The restaurant was founded by a Frenchman named Jean Botin and his wife in 1725. The original name of the establishment was Fonda Española. Fonda is an old Spanish word used to describe an establishment that offered food and lodging, but that didn’t offer the same luxuries as a proper hotel.
The restaurant’s famous wood-burning oven was added in 1868 after the restaurant underwent some remodeling. When the Botín’s finally passed away, the restaurant was inherited by their nephew, Cándido Remis, and the name of the establishment was changed to Sobrino de Botín, which literally means Botín’s nephew. Also in 1860, the establishment stopped offering to lodge becoming a full-on restaurant. In 1920 the restaurant opened a now-defunct outdoor restaurant in the famous Dehesa de la Villa park, slightly north of the city center.
At the beginning of the 20th century, the restaurant moved on to belong to the current owners, the Gonzalez family, who would go on to open a second location in Mexico which also features an exact replica of the original kiln found in Spain. One of the pieces of memorabilia that is hung on the walls of the restaurant currently is an official recognition of the Government of Spain of Botín being mentioned in the classic Spanish novel Fortunata y Jacinta, by Benito Pérez Galdós.

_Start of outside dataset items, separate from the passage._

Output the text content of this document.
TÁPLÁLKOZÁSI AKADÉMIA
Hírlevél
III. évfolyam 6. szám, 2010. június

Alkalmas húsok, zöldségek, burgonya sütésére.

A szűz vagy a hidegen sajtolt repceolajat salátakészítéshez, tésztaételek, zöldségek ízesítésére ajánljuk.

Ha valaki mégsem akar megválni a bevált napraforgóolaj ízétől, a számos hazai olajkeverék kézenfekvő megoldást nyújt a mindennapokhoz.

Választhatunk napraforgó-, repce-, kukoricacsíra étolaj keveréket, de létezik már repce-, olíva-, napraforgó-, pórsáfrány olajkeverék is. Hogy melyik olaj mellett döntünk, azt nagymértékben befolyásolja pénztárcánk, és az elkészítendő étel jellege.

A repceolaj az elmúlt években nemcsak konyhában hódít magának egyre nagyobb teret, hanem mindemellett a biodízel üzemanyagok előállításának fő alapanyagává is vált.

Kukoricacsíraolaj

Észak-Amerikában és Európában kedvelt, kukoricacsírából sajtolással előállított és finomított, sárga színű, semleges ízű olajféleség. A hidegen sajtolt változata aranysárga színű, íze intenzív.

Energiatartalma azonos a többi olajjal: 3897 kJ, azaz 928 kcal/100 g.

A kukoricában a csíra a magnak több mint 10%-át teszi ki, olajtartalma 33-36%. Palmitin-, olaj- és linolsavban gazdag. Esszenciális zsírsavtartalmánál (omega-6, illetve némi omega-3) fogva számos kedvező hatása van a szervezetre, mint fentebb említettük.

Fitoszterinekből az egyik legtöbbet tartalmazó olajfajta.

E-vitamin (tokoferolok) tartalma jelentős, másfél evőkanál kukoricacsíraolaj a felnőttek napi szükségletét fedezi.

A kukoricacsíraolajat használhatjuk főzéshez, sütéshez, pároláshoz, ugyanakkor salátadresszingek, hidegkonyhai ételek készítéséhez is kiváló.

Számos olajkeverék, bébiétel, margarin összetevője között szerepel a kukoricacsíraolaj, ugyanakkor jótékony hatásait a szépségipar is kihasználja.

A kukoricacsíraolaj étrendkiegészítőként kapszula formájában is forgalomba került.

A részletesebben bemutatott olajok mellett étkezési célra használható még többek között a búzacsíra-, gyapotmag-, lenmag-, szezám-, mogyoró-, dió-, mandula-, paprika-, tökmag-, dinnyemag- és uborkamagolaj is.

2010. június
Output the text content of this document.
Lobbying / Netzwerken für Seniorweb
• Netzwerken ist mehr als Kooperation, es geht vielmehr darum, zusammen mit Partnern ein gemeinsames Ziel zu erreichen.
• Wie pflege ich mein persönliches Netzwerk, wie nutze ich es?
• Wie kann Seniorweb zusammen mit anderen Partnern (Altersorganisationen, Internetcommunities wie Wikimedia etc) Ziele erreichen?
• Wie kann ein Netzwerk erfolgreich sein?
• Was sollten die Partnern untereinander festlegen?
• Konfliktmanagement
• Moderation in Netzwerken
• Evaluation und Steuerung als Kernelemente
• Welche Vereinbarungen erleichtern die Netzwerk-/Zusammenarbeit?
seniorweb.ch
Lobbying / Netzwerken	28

As we mentioned before, Botín serves Castilian and Madrid cuisine, but the real highlight are the roasted meats. In the center of Spain, restaurants that specialize in roasted meats are known as “asadores” and the stars of the show in this region are the roast suckling pig and roasted lamb, and at Botín it’s no different. Both of these dishes are superb and should be anyone’s main focus when ordering at Botín, but you can’t go wrong with anything purely Castilian on the menu: migas, Sopa Castellana, Sopa de Cuarto de hora or desserts like pestiños, bartolillos or flan.